Fifty Shades of Grey has been a polarizing novel since it first hit shelves back in 2011. It was soon followed by two sequels, and now a movie franchise, leading people to rekindle the debate about the myriad issues it has concerning sexuality, consent, and what defines going too far. With its top-ranking box office release this past weekend, the Internet has caught fire with complaints from both fans of the books and opponents of its core concepts.
The issues with the Fifty Shades of Grey novels run deep. It depicts a BDSM sexual relationship that many within the BDSM world claim is insulting to their way of life. It challenges the idea of female consent, and yet carries a predominantly female audience, as BoxOfficeMojo reports. It’s even managed to stand alone as its own work despite starting out as online Twilight fan-fiction. Now it’s free of vampires, but still chock full of controversy.

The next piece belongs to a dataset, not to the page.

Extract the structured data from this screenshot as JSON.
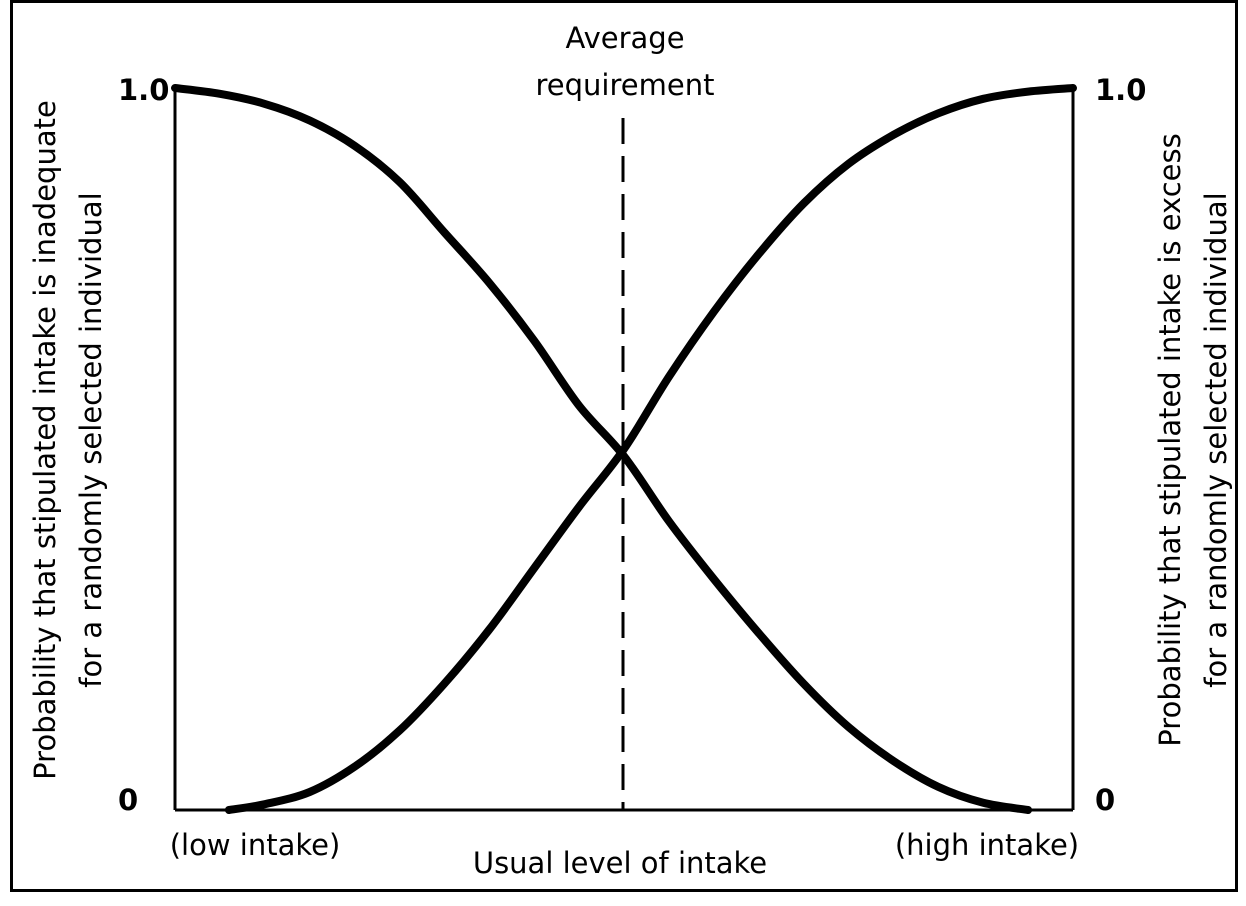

The debate swirling around the movie is one that we didn’t see reach anything close to this heated in the four years since the book was released. Generally, it was regarded as a series that people who were opposed to could ignore, and that fans could soak up to their hearts’ content. But now it’s gracing screens across the country, and virtually everyone has an opinion concerning its less than savory premise. It’s a story plagued by issues of abuse as much as poor writing and a snooze-worthy story, leading to most reviews splitting the difference and talking about either one or the other.

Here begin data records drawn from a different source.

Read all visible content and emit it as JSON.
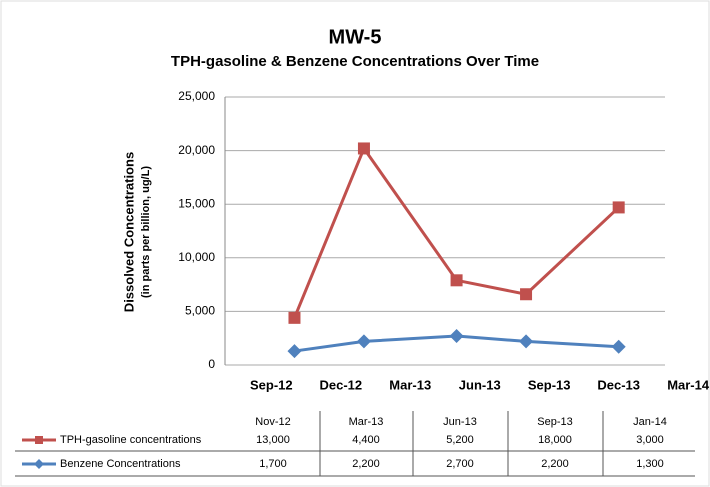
{
  "chart_data": {
    "type": "line",
    "title": "MW-5",
    "subtitle": "TPH-gasoline & Benzene Concentrations Over Time",
    "y_label": [
      "Dissolved Concentrations",
      "(in parts per billion, ug/L)"
    ],
    "x": [
      "2012-10",
      "2013-01",
      "2013-05",
      "2013-08",
      "2013-12"
    ],
    "xlim": [
      "2012-07",
      "2014-02"
    ],
    "xticks": [
      {
        "value": "2012-09",
        "label": "Sep-12"
      },
      {
        "value": "2012-12",
        "label": "Dec-12"
      },
      {
        "value": "2013-03",
        "label": "Mar-13"
      },
      {
        "value": "2013-06",
        "label": "Jun-13"
      },
      {
        "value": "2013-09",
        "label": "Sep-13"
      },
      {
        "value": "2013-12",
        "label": "Dec-13"
      },
      {
        "value": "2014-03",
        "label": "Mar-14"
      }
    ],
    "ylim": [
      0,
      25000
    ],
    "yticks": [
      {
        "value": 0,
        "label": "0"
      },
      {
        "value": 5000,
        "label": "5,000"
      },
      {
        "value": 10000,
        "label": "10,000"
      },
      {
        "value": 15000,
        "label": "15,000"
      },
      {
        "value": 20000,
        "label": "20,000"
      },
      {
        "value": 25000,
        "label": "25,000"
      }
    ],
    "grid": true,
    "series": [
      {
        "name": "TPH-gasoline concentrations",
        "color": "#c0504d",
        "marker": "square",
        "values": [
          4400,
          20200,
          7900,
          6600,
          14700
        ]
      },
      {
        "name": "Benzene Concentrations",
        "color": "#4f81bd",
        "marker": "diamond",
        "values": [
          1300,
          2200,
          2700,
          2200,
          1700
        ]
      }
    ]
  },
  "table": {
    "columns": [
      "Nov-12",
      "Mar-13",
      "Jun-13",
      "Sep-13",
      "Jan-14"
    ],
    "rows": [
      [
        "13,000",
        "4,400",
        "5,200",
        "18,000",
        "3,000"
      ],
      [
        "1,700",
        "2,200",
        "2,700",
        "2,200",
        "1,300"
      ]
    ]
  }
}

But the deeper issue here revolves around a study done at Ohio State, where researchers came to the conclusion that the fictional relationship between Christian Grey and his live-in submissive follows with common characteristics of an abusive relationship. The criteria involves things like “intimidating verbal and nonverbal behaviors” and “initiating sexual encounters when he’s genuinely angry, dismissing her requests for boundaries, and threatening her,” unraveling the core relationship of the novel and movie.
This in turn has led to many within the BDSM community attempting to distance themselves from a story that represents the only widely marketed representation they’ve ever had. The line between a consenting and negotiated sexual relationship and an abusive one is what separates this community from Fifty Shades, something that’s been made abundantly clear the days following the wide release of the film. The Ohio State study concluded that “abuse is not meant to be a part of genuine BDSM relationships,” leading to the controversy we have on our hands now.
Gawker’s review of the film runs through the core issue that puts this movie on such shaky ground. On one hand, it’s a representation of a wildly under-represented community in the mainstream. On the other, many are voicing concerns that it’s the wrong representation:
I love that something exists to push conversation about kink and alternate ways of having sex into mainstream discourse. I hate that it’s something as stupid, dull, and toxic as Fifty Shades of Grey. Stupid, dull, and toxic is not a very surprising combination in blockbuster filmmaking today, and yet this one was particularly infuriating.
According to Rotten Tomatoes, the film opened to over $81 million at the box office, outstripping the next highest grossing movie by almost $50 million. Whether it’s positive or not, people are listening. Many have protested the movie altogether, while some have braved it out of a sense of curiosity. What we can see with absolute certainty though is that this is a talk we need to have, even if it’s spurred on by a “stupid, dull, and toxic” movie. The film may offer up the wrong depiction of consent and female autonomy, but now there’s a soapbox available to bring this discussion the forefront. It’s just up to the general public to come to the right conclusions.